The great wars of the last century are well behind Europe and will inevitably slip further into the mists of time as those who survived them pass away. The traumas occurred so long ago that it is easy to take for granted the EU’s fundamental values, such as freedom, democracy and respect for human rights.
The legacy of Naziism and Stalinism underscore just how important and valuable our current democratic values are. By commemorating the victims, preserving the sites and archives associated with deportations, as well as myriad other actions, Europeans – particularly younger generations – can draw lessons for the present and the future.
By remembering the atrocities and crimes of the past, citizens can reflect on the origins of the EU and on the history of European integration, which has kept the peace among its members and has helped them reach this prosperous present. Drawing on this, people can then chart a course towards the kind of Europe in which they wish to live in the future. This is the thinking behind Action 4: ‘Active European Remembrance’.
Prior to the launch of the Europe for Citizens programme in 2007, the Commission funded a series of remembrance projects as part of its Democracy campaign, which was launched in 2005 to mark the 60th anniversary of the fall of Naziism.

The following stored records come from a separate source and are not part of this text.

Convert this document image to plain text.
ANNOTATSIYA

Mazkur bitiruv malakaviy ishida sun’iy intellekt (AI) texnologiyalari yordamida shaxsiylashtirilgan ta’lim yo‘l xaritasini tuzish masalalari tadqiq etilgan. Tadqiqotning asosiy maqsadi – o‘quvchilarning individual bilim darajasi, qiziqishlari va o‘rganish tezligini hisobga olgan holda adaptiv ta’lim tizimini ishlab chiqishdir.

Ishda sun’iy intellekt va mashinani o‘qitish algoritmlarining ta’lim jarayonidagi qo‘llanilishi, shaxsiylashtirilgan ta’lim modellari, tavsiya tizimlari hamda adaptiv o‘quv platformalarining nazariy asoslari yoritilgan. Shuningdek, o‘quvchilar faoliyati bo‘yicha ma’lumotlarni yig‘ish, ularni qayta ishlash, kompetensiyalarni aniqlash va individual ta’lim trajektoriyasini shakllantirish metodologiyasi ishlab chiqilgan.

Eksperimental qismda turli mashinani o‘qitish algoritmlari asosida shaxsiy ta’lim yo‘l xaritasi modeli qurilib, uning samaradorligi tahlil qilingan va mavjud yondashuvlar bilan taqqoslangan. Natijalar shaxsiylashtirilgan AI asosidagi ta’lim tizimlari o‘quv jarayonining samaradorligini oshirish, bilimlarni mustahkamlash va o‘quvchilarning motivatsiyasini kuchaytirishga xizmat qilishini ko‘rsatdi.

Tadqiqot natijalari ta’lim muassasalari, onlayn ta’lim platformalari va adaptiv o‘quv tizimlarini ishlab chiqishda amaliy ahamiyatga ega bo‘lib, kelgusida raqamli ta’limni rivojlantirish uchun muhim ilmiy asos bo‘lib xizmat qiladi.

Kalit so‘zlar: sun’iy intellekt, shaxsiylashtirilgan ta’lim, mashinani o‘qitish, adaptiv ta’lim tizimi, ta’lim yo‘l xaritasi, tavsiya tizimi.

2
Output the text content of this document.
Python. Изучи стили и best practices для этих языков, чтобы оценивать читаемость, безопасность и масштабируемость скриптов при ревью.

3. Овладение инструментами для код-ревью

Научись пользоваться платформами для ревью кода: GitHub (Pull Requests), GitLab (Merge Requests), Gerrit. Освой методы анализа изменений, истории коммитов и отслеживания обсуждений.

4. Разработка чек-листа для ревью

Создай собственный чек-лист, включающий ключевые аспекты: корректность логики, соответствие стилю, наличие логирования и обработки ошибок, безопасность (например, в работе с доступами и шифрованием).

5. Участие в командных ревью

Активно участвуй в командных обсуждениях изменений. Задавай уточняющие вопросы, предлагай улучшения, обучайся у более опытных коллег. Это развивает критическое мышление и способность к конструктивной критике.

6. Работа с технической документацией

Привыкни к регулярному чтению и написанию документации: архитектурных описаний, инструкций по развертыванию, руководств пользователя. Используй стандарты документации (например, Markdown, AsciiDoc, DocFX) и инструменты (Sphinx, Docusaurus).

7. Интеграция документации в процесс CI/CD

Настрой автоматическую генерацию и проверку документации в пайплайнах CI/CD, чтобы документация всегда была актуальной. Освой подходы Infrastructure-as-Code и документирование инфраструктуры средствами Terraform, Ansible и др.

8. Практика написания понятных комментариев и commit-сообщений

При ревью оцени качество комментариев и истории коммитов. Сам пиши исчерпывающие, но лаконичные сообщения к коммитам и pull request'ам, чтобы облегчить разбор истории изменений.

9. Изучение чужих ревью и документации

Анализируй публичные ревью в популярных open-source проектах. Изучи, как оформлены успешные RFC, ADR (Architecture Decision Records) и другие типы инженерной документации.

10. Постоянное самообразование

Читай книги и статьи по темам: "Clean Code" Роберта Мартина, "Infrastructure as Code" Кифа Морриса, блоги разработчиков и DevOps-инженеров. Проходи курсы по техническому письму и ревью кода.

Action 4 has a two-fold objective: “fostering action, debate and reflection related to European citizenship and democracy, shared values, common history and culture”, and “bringing Europe closer to its citizens by promoting Europe’s values and achievements, while preserving the memory of its past”.
Support will be provided to projects that preserve sites of historical and social interest linked to Naziism and Stalinism, such as the concentration camps of World War II. Preserving the experiences of those who lived through the war – and remembering the millions who died – should help current generations, especially the young, to understand the sacrifice made by their forebears.